Scout.com Player Profile (including links to full 2010 and career stats)
School: Durango High School, Las Vegas, Nevada
Selected 2010 stats
Staff comments (individual rankings in parentheses)
Dustin Mattison (36): When he came to the Cardinals and lit up the Appalachian League, I was on the Niko bandwagon like so many others. But after that superb debut, Vasquez has struggled to find consistency in the batter’s box. Even during his third stop in the Quad Cities in 2010, the 21-year-old struck out 28% of the time.
Admittedly, he is still young. But he has already moved off of shortstop to third base. And no matter the best case scenario, he does not appear to have the power potential of your typical corner infielder. His prospect status would be much more interesting if he were able to move to second base but I am certain the organization would have already moved him to the position if it thought such a switch was possible.
Like many before him, Vasquez’ star shone bright in limited at bats in the low minors. Unfortunately, reality has set in and it appears a role as a utility infielder appears to be the best scenario.

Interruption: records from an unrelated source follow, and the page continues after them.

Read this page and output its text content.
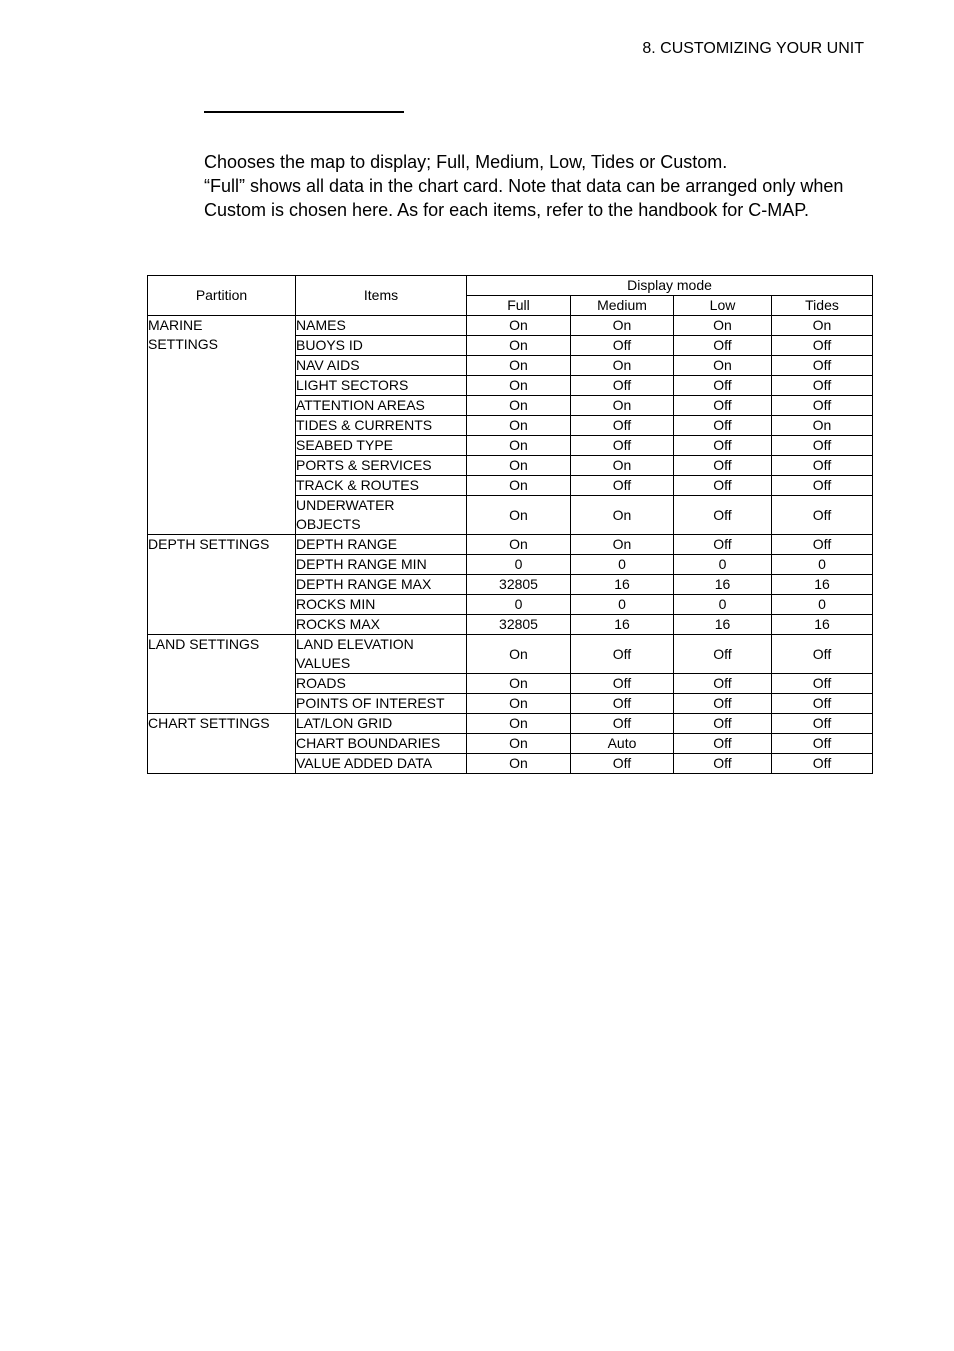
8. CUSTOMIZING YOUR UNIT

Chooses the map to display; Full, Medium, Low, Tides or Custom.

“Full” shows all data in the chart card. Note that data can be arranged only when

Custom is chosen here. As for each items, refer to the handbook for C-MAP.

Partition	Items	Display mode			
		Full	Medium	Low	Tides

MARINE
SETTINGS	NAMES	On	On	On	On

	BUOYS ID	On	Off	Off	Off

	NAV AIDS	On	On	On	Off

	LIGHT SECTORS	On	Off	Off	Off

	ATTENTION AREAS	On	On	Off	Off

	TIDES & CURRENTS	On	Off	Off	On

	SEABED TYPE	On	Off	Off	Off

	PORTS & SERVICES	On	On	Off	Off

	TRACK & ROUTES	On	Off	Off	Off

	UNDERWATER
OBJECTS	On	On	Off	Off

DEPTH SETTINGS	DEPTH RANGE	On	On	Off	Off

	DEPTH RANGE MIN	0	0	0	0

	DEPTH RANGE MAX	32805	16	16	16

	ROCKS MIN	0	0	0	0

	ROCKS MAX	32805	16	16	16

LAND SETTINGS	LAND ELEVATION
VALUES	On	Off	Off	Off

	ROADS	On	Off	Off	Off

	POINTS OF INTEREST	On	Off	Off	Off

CHART SETTINGS	LAT/LON GRID	On	Off	Off	Off

	CHART BOUNDARIES	On	Auto	Off	Off

	VALUE ADDED DATA	On	Off	Off	Off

Message board community (40): Last year, Vasquez was the community’s 50th prospect. The year before, he was our 17th prospect. That speaks to some of the uncertainty of predicting the future of these young men.
There were some very good signs for him initially. There were eyeball reports of his having a good swing. He was the Cards’ 3rd round pick in ’08, and he raked at Johnson City that year, with a .416/.461 OBP/SLG line at the tender age of 19. But then the bottom fell out on his hitting. After his promotion to Quad Cities in 2008, he managed an OPS of just .358, albeit in only 45 AB’s. And then there was 2009, with a .545 OPS at Quad Cities, and little more success at Batavia, when he was demoted.
But something clicked because in his third trip to Quad Cities (2010), he was a walking machine, with an OBP of .381, SLG of .425, and 55 walks to only 252 AB’s. After a midseason callup to Palm Beach, he put up a respectable .349 OBP, .398 SLG, at the age of 21. And he showed improvement over the months there with his OPS rising from .714 in July to .750 in August to .864 in 22 September AB’s. It’s encouraging to see him bounce back from a rough year and move up.
Two questions lurking here are (a) if he’ll develop the power to make him a plus at 3B; and (b) if he can play middle IF, if he doesn’t develop that power. In 2008, he played SS exclusively, for 67 games. In 2009, that changed to 67 at SS, 37 at 3B, and 13 at 2B. In 2010, it was only 7 at SS, 123 at 3B. Worst case, he might make for an interesting utility IF someday. Middle case, he can post a good OBP while playing 2B. Best case, he develops some power and still manages to get on base. Then he can play wherever he wants, except where Albert will (hopefully) be playing. - Gagliano
Brian Walton (40): I fear Vasquez’ image is suffering from prospect fatigue that sets in when too much is expected for too long, such that when modest success is achieved, there is a diminished level of disappointment rather than interest.
Playing last season at the same age as many upper-class collegians in 2010, Vasquez was competing in A-Advanced ball in the second half. That is a higher level than any of the Cardinals’ 2010 draftees began their professional careers this past summer. As Gagliano outlined above, Vasquez’ results were credible.
Do I see Vasquez as a starting third baseman in the major leagues? Certainly not at this time. Like Dustin, I dropped Niko in my year-to-year rankings. To be honest though, it was more due to the emergence of others than any loss of confidence in Vasquez.
Having said that, it is about time for Vasquez to put together one full solid season and reverse his trend in these rankings. After having been taken in the 2008 draft, he placed 16th on this list his first winter, then fell to #34 last time and barely made the top 40 this time around. At age 22 this coming summer, it would be a good time to put it together.